Brenna stepped away from the group, planning to approach the woman, when her cell phone rang. She checked the number. It was the Bayview area; it had to be Dom.
“Excuse me,” she said and stepped away from the noisy bar to take the call outside.
“Hello.”
“Hi, gorgeous,” Dom said. His voice was warm as if he knew she had just blushed. “How are you?”
“Doing well, and you?” she asked. The bouncer was watching her through half-closed eyes, very creepy, so she moved down the side of the building. She could see Tara and the others through the grimy window. They all seemed oblivious of the dark-haired woman sitting at the bar, still watching then.
“Right now I am hoping I earn enough brownie points to get you to go to dinner with me again,” he said.
“Really?” she asked. He had her full attention now. “What do you know?”
“First agree to dinner,” he haggled.
“I accept,” she said. “Now spill it.”
“Okay, okay, here’s what I got from the floor manager at the paper mill. Apparently, the week before he died, Clue spent a lot of time talking about a new Harley Fat Boy he was going to buy.”
Dom was silent and Brenna waited, but he said no more.
“That’s it?” she asked. “You bartered dinner for that? That’s not even worth a Hot Pocket on the T into Boston.”
“Such impatience,” he teased her. “I had to check my notes. Okay, a few days before he died, there was an incident in the break room at the mill, where one of the men, who lost his girl to Clue last year incidentally, called him out about the new Harley. There was a bit of a scuffle when the other guy said Clue was a liar, that he couldn’t afford that sort of machine, but Clue said he had taken on an odd job that would pay him enough to buy it outright.
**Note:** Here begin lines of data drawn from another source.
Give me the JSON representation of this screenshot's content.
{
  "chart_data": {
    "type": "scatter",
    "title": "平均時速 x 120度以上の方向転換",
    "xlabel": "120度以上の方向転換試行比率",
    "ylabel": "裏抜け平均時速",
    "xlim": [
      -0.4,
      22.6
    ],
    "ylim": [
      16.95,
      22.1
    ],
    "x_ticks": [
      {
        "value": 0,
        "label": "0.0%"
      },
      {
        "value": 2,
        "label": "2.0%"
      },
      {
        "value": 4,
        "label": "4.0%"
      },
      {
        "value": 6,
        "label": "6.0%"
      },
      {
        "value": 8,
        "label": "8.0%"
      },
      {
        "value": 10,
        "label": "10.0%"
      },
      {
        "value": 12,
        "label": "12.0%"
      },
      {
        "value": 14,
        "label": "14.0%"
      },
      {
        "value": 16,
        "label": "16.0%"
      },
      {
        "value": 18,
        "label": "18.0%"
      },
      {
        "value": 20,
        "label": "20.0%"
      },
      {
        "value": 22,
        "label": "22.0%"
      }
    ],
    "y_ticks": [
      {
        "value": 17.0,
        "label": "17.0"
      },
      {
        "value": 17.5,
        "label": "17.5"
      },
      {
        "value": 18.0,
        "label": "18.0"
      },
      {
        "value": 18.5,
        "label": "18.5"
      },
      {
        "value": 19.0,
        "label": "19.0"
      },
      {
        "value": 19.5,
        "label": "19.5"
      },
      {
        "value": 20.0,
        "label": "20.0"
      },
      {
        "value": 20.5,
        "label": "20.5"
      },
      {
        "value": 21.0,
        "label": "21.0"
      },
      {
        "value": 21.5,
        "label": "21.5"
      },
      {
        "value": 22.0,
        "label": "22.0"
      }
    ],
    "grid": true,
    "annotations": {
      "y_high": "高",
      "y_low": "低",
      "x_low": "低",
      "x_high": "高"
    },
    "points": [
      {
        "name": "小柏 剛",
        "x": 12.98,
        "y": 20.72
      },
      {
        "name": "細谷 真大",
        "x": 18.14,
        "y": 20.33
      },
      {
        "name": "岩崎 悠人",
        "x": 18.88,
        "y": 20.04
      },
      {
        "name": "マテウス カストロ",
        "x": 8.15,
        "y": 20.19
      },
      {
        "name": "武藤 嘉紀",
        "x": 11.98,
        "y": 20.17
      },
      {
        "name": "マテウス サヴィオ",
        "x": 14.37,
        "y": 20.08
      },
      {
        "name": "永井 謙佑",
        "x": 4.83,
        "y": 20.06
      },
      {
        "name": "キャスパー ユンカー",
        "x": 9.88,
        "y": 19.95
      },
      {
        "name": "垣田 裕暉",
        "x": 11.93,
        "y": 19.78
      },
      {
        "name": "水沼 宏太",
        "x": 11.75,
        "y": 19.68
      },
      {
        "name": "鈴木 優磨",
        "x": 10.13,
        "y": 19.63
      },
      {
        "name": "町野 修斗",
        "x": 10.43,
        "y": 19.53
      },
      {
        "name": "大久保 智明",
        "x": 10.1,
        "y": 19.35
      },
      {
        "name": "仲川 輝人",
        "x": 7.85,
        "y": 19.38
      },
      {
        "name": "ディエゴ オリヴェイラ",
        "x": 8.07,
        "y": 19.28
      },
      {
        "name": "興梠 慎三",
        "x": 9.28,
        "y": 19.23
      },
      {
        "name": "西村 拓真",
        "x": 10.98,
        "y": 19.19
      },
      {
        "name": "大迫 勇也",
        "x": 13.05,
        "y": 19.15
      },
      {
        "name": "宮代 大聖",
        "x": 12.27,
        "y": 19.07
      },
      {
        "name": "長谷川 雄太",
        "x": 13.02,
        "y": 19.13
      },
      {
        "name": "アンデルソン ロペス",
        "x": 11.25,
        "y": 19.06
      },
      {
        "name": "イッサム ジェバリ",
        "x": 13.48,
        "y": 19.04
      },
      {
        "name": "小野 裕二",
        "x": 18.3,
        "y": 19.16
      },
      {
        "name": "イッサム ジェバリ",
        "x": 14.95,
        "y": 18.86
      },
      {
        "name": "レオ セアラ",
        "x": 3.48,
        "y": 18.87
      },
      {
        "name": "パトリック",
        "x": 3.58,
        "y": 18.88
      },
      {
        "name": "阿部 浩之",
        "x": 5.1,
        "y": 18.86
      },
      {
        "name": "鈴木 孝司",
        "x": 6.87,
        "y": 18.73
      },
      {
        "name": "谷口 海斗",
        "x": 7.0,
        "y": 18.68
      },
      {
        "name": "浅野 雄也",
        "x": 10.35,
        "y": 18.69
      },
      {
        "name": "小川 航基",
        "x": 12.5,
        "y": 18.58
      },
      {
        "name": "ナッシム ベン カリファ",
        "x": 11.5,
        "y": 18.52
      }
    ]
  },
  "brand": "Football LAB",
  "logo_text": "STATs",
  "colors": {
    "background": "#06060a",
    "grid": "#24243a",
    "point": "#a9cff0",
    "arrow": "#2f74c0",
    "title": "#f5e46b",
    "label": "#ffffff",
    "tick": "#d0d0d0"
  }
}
When pressed, he refused to divulge what the job was, but there was a lot of speculation.”
“Interesting,” Brenna said. “Do you think Clue got mixed up in something illegal?”
“I wouldn’t be surprised,” Dom said. “He wasn’t exactly squeaky-clean.”
“But this gives us a whole other avenue of suspects,” Brenna said. She was thrilled. “Dom, you’re wonderful.”
“I try,” he said. “I’m going to keep poking around the mill and see if I can get more information.”
“Thanks.”
“So, what are you doing on this fine evening?” he asked.
“I’m with Tara at the Brass Rail, it’s a dive bar on the edge of Morse Point. We’re trying to jog her memory about that fateful night.”
“I don’t think I like the idea of you ladies being alone at a place like that,” he said. “Why don’t I come and meet you?”